14 March 20264 min readBy The Lawisense Team

Lawisense now speaks 13 Indian languages — here's why that matters

Most legal software in India is English-only. That quietly assumes every lawyer, every clerk, and every client is comfortable conducting their legal life in English. In a country as linguistically rich as India, that assumption excludes the majority. Lawisense is now available in 13 Indian languages — and this is not a cosmetic feature. It changes who can actually use the tool.

The languages

Lawisense supports English plus Hindi, Bengali, Telugu, Marathi, Tamil, Gujarati, Kannada, Malayalam, Punjabi, Odia, Nepali, and Urdu — covering the working languages of a large share of the country, including right-to-left rendering for Urdu.

Why this is more than a nicety

For your team

A clerk or junior who is more fluent in their regional language works faster and makes fewer errors in it. Forcing your whole team to operate in English adds friction to every interaction with the software. Letting each person work in the language they think in removes it.

For your clients — this is the big one

The client portal is where language matters most.

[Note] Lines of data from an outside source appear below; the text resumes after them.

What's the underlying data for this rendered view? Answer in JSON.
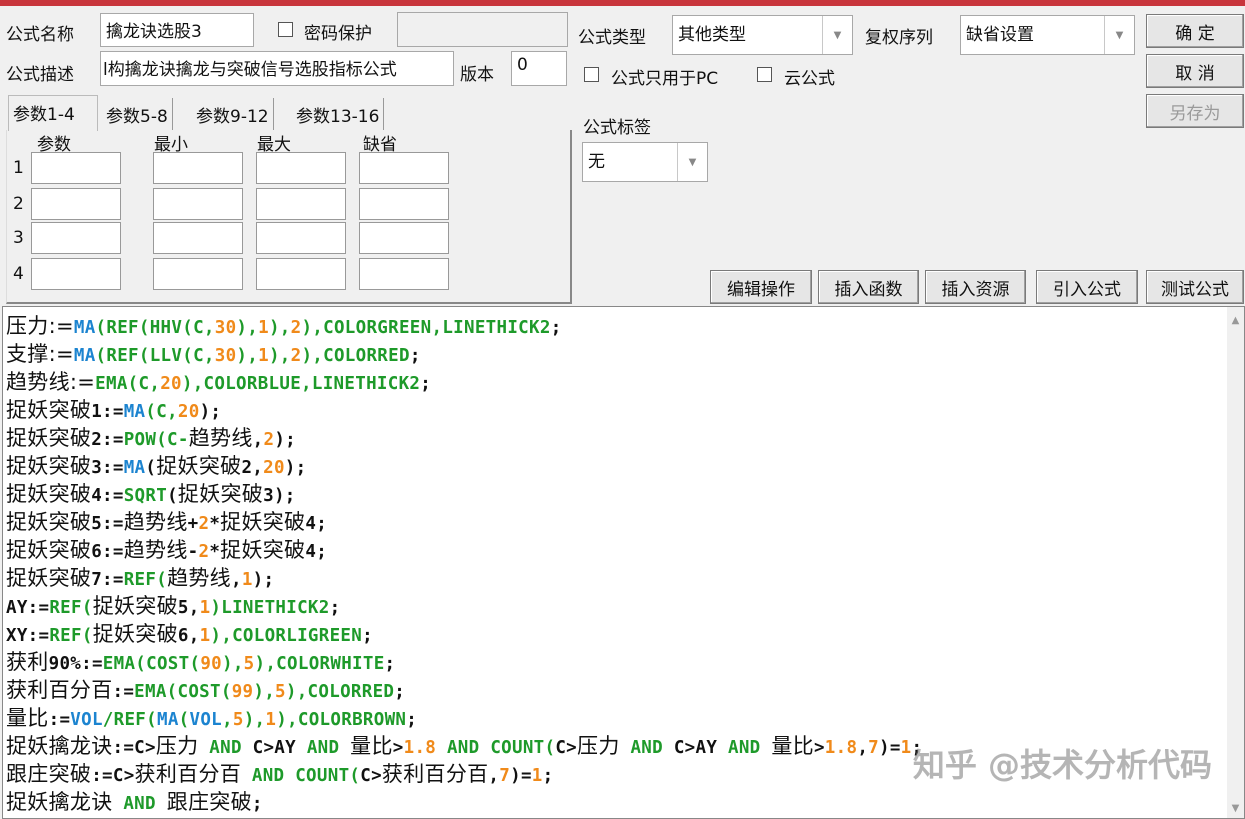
{
  "form": {
    "name_label": "公式名称",
    "name_value": "擒龙诀选股3",
    "password_label": "密码保护",
    "desc_label": "公式描述",
    "desc_value": "l构擒龙诀擒龙与突破信号选股指标公式",
    "version_label": "版本",
    "version_value": "0",
    "type_label": "公式类型",
    "type_value": "其他类型",
    "rights_label": "复权序列",
    "rights_value": "缺省设置",
    "pc_only_label": "公式只用于PC",
    "cloud_label": "云公式",
    "tag_label": "公式标签",
    "tag_value": "无"
  },
  "buttons": {
    "ok": "确  定",
    "cancel": "取  消",
    "save_as": "另存为"
  },
  "tabs": [
    "参数1-4",
    "参数5-8",
    "参数9-12",
    "参数13-16"
  ],
  "params": {
    "headers": [
      "参数",
      "最小",
      "最大",
      "缺省"
    ],
    "rows": [
      "1",
      "2",
      "3",
      "4"
    ]
  },
  "toolbar": [
    "编辑操作",
    "插入函数",
    "插入资源",
    "引入公式",
    "测试公式"
  ],
  "editor": {
    "lines": [
      [
        [
          "压力:=",
          "k"
        ],
        [
          "MA",
          "b"
        ],
        [
          "(REF(HHV(C,",
          "f"
        ],
        [
          "30",
          "n"
        ],
        [
          "),",
          "f"
        ],
        [
          "1",
          "n"
        ],
        [
          "),",
          "f"
        ],
        [
          "2",
          "n"
        ],
        [
          "),COLORGREEN,LINETHICK2",
          "f"
        ],
        [
          ";",
          "p"
        ]
      ],
      [
        [
          "支撑:=",
          "k"
        ],
        [
          "MA",
          "b"
        ],
        [
          "(REF(LLV(C,",
          "f"
        ],
        [
          "30",
          "n"
        ],
        [
          "),",
          "f"
        ],
        [
          "1",
          "n"
        ],
        [
          "),",
          "f"
        ],
        [
          "2",
          "n"
        ],
        [
          "),COLORRED",
          "f"
        ],
        [
          ";",
          "p"
        ]
      ],
      [
        [
          "趋势线:=",
          "k"
        ],
        [
          "EMA(C,",
          "f"
        ],
        [
          "20",
          "n"
        ],
        [
          "),COLORBLUE,LINETHICK2",
          "f"
        ],
        [
          ";",
          "p"
        ]
      ],
      [
        [
          "捉妖突破",
          "k"
        ],
        [
          "1:=",
          "p"
        ],
        [
          "MA",
          "b"
        ],
        [
          "(C,",
          "f"
        ],
        [
          "20",
          "n"
        ],
        [
          ");",
          "p"
        ]
      ],
      [
        [
          "捉妖突破",
          "k"
        ],
        [
          "2:=",
          "p"
        ],
        [
          "POW(C-",
          "f"
        ],
        [
          "趋势线",
          "k"
        ],
        [
          ",",
          "p"
        ],
        [
          "2",
          "n"
        ],
        [
          ");",
          "p"
        ]
      ],
      [
        [
          "捉妖突破",
          "k"
        ],
        [
          "3:=",
          "p"
        ],
        [
          "MA",
          "b"
        ],
        [
          "(",
          "p"
        ],
        [
          "捉妖突破",
          "k"
        ],
        [
          "2,",
          "p"
        ],
        [
          "20",
          "n"
        ],
        [
          ");",
          "p"
        ]
      ],
      [
        [
          "捉妖突破",
          "k"
        ],
        [
          "4:=",
          "p"
        ],
        [
          "SQRT",
          "f"
        ],
        [
          "(",
          "p"
        ],
        [
          "捉妖突破",
          "k"
        ],
        [
          "3);",
          "p"
        ]
      ],
      [
        [
          "捉妖突破",
          "k"
        ],
        [
          "5:=",
          "p"
        ],
        [
          "趋势线",
          "k"
        ],
        [
          "+",
          "p"
        ],
        [
          "2",
          "n"
        ],
        [
          "*",
          "p"
        ],
        [
          "捉妖突破",
          "k"
        ],
        [
          "4;",
          "p"
        ]
      ],
      [
        [
          "捉妖突破",
          "k"
        ],
        [
          "6:=",
          "p"
        ],
        [
          "趋势线",
          "k"
        ],
        [
          "-",
          "p"
        ],
        [
          "2",
          "n"
        ],
        [
          "*",
          "p"
        ],
        [
          "捉妖突破",
          "k"
        ],
        [
          "4;",
          "p"
        ]
      ],
      [
        [
          "捉妖突破",
          "k"
        ],
        [
          "7:=",
          "p"
        ],
        [
          "REF(",
          "f"
        ],
        [
          "趋势线",
          "k"
        ],
        [
          ",",
          "p"
        ],
        [
          "1",
          "n"
        ],
        [
          ");",
          "p"
        ]
      ],
      [
        [
          "AY:=",
          "p"
        ],
        [
          "REF(",
          "f"
        ],
        [
          "捉妖突破",
          "k"
        ],
        [
          "5,",
          "p"
        ],
        [
          "1",
          "n"
        ],
        [
          ")LINETHICK2",
          "f"
        ],
        [
          ";",
          "p"
        ]
      ],
      [
        [
          "XY:=",
          "p"
        ],
        [
          "REF(",
          "f"
        ],
        [
          "捉妖突破",
          "k"
        ],
        [
          "6,",
          "p"
        ],
        [
          "1",
          "n"
        ],
        [
          "),COLORLIGREEN",
          "f"
        ],
        [
          ";",
          "p"
        ]
      ],
      [
        [
          "获利",
          "k"
        ],
        [
          "90%:=",
          "p"
        ],
        [
          "EMA(COST(",
          "f"
        ],
        [
          "90",
          "n"
        ],
        [
          "),",
          "f"
        ],
        [
          "5",
          "n"
        ],
        [
          "),COLORWHITE",
          "f"
        ],
        [
          ";",
          "p"
        ]
      ],
      [
        [
          "获利百分百",
          "k"
        ],
        [
          ":=",
          "p"
        ],
        [
          "EMA(COST(",
          "f"
        ],
        [
          "99",
          "n"
        ],
        [
          "),",
          "f"
        ],
        [
          "5",
          "n"
        ],
        [
          "),COLORRED",
          "f"
        ],
        [
          ";",
          "p"
        ]
      ],
      [
        [
          "量比",
          "k"
        ],
        [
          ":=",
          "p"
        ],
        [
          "VOL",
          "b"
        ],
        [
          "/REF(",
          "f"
        ],
        [
          "MA",
          "b"
        ],
        [
          "(",
          "f"
        ],
        [
          "VOL",
          "b"
        ],
        [
          ",",
          "f"
        ],
        [
          "5",
          "n"
        ],
        [
          "),",
          "f"
        ],
        [
          "1",
          "n"
        ],
        [
          "),COLORBROWN",
          "f"
        ],
        [
          ";",
          "p"
        ]
      ],
      [
        [
          "捉妖擒龙诀",
          "k"
        ],
        [
          ":=C>",
          "p"
        ],
        [
          "压力",
          "k"
        ],
        [
          " AND ",
          "f"
        ],
        [
          "C>AY",
          "p"
        ],
        [
          " AND ",
          "f"
        ],
        [
          "量比",
          "k"
        ],
        [
          ">",
          "p"
        ],
        [
          "1.8",
          "n"
        ],
        [
          " AND COUNT(",
          "f"
        ],
        [
          "C>",
          "p"
        ],
        [
          "压力",
          "k"
        ],
        [
          " AND ",
          "f"
        ],
        [
          "C>AY",
          "p"
        ],
        [
          " AND ",
          "f"
        ],
        [
          "量比",
          "k"
        ],
        [
          ">",
          "p"
        ],
        [
          "1.8",
          "n"
        ],
        [
          ",",
          "p"
        ],
        [
          "7",
          "n"
        ],
        [
          ")=",
          "p"
        ],
        [
          "1",
          "n"
        ],
        [
          ";",
          "p"
        ]
      ],
      [
        [
          "跟庄突破",
          "k"
        ],
        [
          ":=C>",
          "p"
        ],
        [
          "获利百分百",
          "k"
        ],
        [
          " AND COUNT(",
          "f"
        ],
        [
          "C>",
          "p"
        ],
        [
          "获利百分百",
          "k"
        ],
        [
          ",",
          "p"
        ],
        [
          "7",
          "n"
        ],
        [
          ")=",
          "p"
        ],
        [
          "1",
          "n"
        ],
        [
          ";",
          "p"
        ]
      ],
      [
        [
          "捉妖擒龙诀",
          "k"
        ],
        [
          " AND ",
          "f"
        ],
        [
          "跟庄突破",
          "k"
        ],
        [
          ";",
          "p"
        ]
      ]
    ]
  },
  "watermark": "知乎 @技术分析代码",
  "colors": {
    "function": "#1e9a2a",
    "keyword_blue": "#1c84d0",
    "number": "#f08a1a",
    "title_bar": "#c8353c"
  }
}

A client portal is only valuable if clients use it — and a non-technical client is far more likely to check their case status, read an update, and engage with documents in their own language than in English. A portal in a language the client does not read comfortably is just another login they ignore, and you are back to fielding phone calls.

By making the client experience available across 13 languages, Lawisense makes the self-serve model actually work for the clients who need it most — which is exactly the clients least likely to be comfortable in English.

The broader point

The courts are moving this way too. The Supreme Court has been using AI tools to translate judgments into 18 Indian languages, recognising that access to justice means access in the language people actually speak. Legal software should follow the same principle. Technology that only serves English-speakers is not serving India; it is serving a slice of it.

Language as access

We see multilingual support as part of a bigger commitment: legal technology should widen access, not narrow it. A solo advocate in a district town, a clerk more at home in Marathi or Tamil, a client who has never been comfortable with English — all of them should be able to use a modern legal tool without the language being a barrier.

Thirteen languages is where we are today. The goal behind it — meeting Indian legal practice where it actually lives — is what guides where we go next.